Background: Despite successful macrovascular reperfusion following endovascular treatment patients with large vessel occlusion (LVO) acute ischemic stroke (AIS), persistent microvascular hypoperfusion known as “no-reflow” can occur in 20–30% of patients and is associated with poor outcomes. We aimed to characterize the MRI biomarker profile of no-reflow regions on posttreatment MRI and evaluate the predictive value of individual and combined parameters. Methods: In this retrospective study, patients were included if they had anterior circulation LVO-AIS, who achieved excellent reperfusion (TICI ≥2c) and had posttreatment MRI including dynamic susceptibility contrast (DSC) perfusion within 48 hrs of reperfusion. DSC was processed with a novel vascular model using Bayesian voxel-wise transit time distribution to generate perfusion maps including capillary transit-time heterogeneity (CTH) and cerebral metabolic rate of oxygen (CMRO 2 ).
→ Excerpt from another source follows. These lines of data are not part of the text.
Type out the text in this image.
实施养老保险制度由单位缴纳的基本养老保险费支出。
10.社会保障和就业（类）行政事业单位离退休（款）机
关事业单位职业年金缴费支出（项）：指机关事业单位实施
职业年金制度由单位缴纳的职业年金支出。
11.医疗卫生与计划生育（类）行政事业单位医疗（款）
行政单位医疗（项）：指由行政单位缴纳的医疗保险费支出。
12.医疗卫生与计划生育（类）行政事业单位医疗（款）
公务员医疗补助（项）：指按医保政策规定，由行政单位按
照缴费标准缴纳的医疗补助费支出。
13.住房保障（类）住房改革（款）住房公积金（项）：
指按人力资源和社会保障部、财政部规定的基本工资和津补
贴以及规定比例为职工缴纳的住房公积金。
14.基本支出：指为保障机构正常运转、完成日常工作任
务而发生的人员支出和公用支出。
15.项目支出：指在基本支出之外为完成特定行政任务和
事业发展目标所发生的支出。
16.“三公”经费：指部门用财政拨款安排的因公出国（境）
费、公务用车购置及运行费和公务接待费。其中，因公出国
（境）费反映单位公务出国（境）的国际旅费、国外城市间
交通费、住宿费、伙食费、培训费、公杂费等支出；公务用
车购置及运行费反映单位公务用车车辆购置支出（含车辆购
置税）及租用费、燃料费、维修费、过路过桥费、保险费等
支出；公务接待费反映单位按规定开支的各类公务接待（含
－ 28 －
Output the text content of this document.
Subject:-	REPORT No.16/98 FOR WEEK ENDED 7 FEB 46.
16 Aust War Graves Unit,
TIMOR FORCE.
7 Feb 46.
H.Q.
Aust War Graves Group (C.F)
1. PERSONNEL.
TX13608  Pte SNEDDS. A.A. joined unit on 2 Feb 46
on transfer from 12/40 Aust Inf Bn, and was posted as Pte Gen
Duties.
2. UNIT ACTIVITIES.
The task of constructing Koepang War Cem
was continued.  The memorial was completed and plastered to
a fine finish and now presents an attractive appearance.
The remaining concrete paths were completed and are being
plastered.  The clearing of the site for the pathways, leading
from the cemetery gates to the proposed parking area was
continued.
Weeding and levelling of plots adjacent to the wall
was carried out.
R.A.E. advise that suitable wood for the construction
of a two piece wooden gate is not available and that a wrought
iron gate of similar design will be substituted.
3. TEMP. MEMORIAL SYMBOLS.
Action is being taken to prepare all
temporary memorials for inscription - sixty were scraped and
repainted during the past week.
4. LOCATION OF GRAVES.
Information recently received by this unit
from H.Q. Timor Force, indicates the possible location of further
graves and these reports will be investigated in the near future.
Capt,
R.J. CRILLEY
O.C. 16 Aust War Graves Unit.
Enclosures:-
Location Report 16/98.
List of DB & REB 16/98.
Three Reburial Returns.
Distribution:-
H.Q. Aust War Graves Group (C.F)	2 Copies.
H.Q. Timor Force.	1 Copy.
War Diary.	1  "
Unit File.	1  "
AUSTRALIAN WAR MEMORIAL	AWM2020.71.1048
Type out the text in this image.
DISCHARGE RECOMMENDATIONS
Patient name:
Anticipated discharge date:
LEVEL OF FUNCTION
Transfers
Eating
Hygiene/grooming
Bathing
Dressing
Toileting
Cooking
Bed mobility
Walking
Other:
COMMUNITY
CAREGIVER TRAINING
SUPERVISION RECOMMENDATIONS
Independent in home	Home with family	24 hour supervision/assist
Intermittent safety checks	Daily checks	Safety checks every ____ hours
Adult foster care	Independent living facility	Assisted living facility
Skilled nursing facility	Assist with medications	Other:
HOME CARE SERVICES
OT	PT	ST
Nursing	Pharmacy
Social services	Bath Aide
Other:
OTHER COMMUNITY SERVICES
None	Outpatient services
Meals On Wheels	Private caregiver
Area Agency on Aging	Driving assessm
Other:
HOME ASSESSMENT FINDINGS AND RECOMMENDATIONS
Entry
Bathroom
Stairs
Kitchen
Final infarct was segmented on diffusion-weighted MRI. Segmentation masks and perfusion maps were coregistered via linear registration, and voxel values extracted. All voxel values were normalized to median value of contralateral region-of-interest to calculate relative measures. No-reflow was defined as voxel values with relative CBV (rCBV) and CBF (rCBF) ≥15% below contralateral median. Group comparisons, multivariate logistic regression, and ROC analyses were performed. Results: A total of 53 patients met the inclusion criteria. Among 42,761 voxels defined as infarction on final MRI, a total of 14,765 (34%) designated as no reflow voxels. Ischemic tissue with no-reflow had significantly higher rCTH and Tmax, and significantly lower rCMRO 2 (all p < 0.001) compared to the completely reperfused tissue. In multivariable logistic regression, lower rCMRO 2 (OR = 0.14; 95% CI, 0.14–0.15; p < 0.001), longer Tmax (OR = 0.99; 95% CI, 0.98–1; p=0.04), and higher rCTH (OR = 2.4; 95% CI, 2.3–2.5; p < 0.001) were independently associated with no-reflow. The combined model of these 3 predictors demonstrated good discriminative performance (AUC = 0.87; 95% CI, 0.86–0.87). The optimal Youden threshold corresponded to rCMRO 2 ≤ 0.98, Tmax ≥ 0.2, and rCTH ≥ 1.2, yielding a sensitivity of 80% and specificity of 78%. Conclusion: No-reflow regions exhibit a distinctive MRI biomarker profile of elevated Tmax and CTH, as well as reduced CMRO 2 . A combined multi-parametric model provides superior discrimination compared to individual predictors.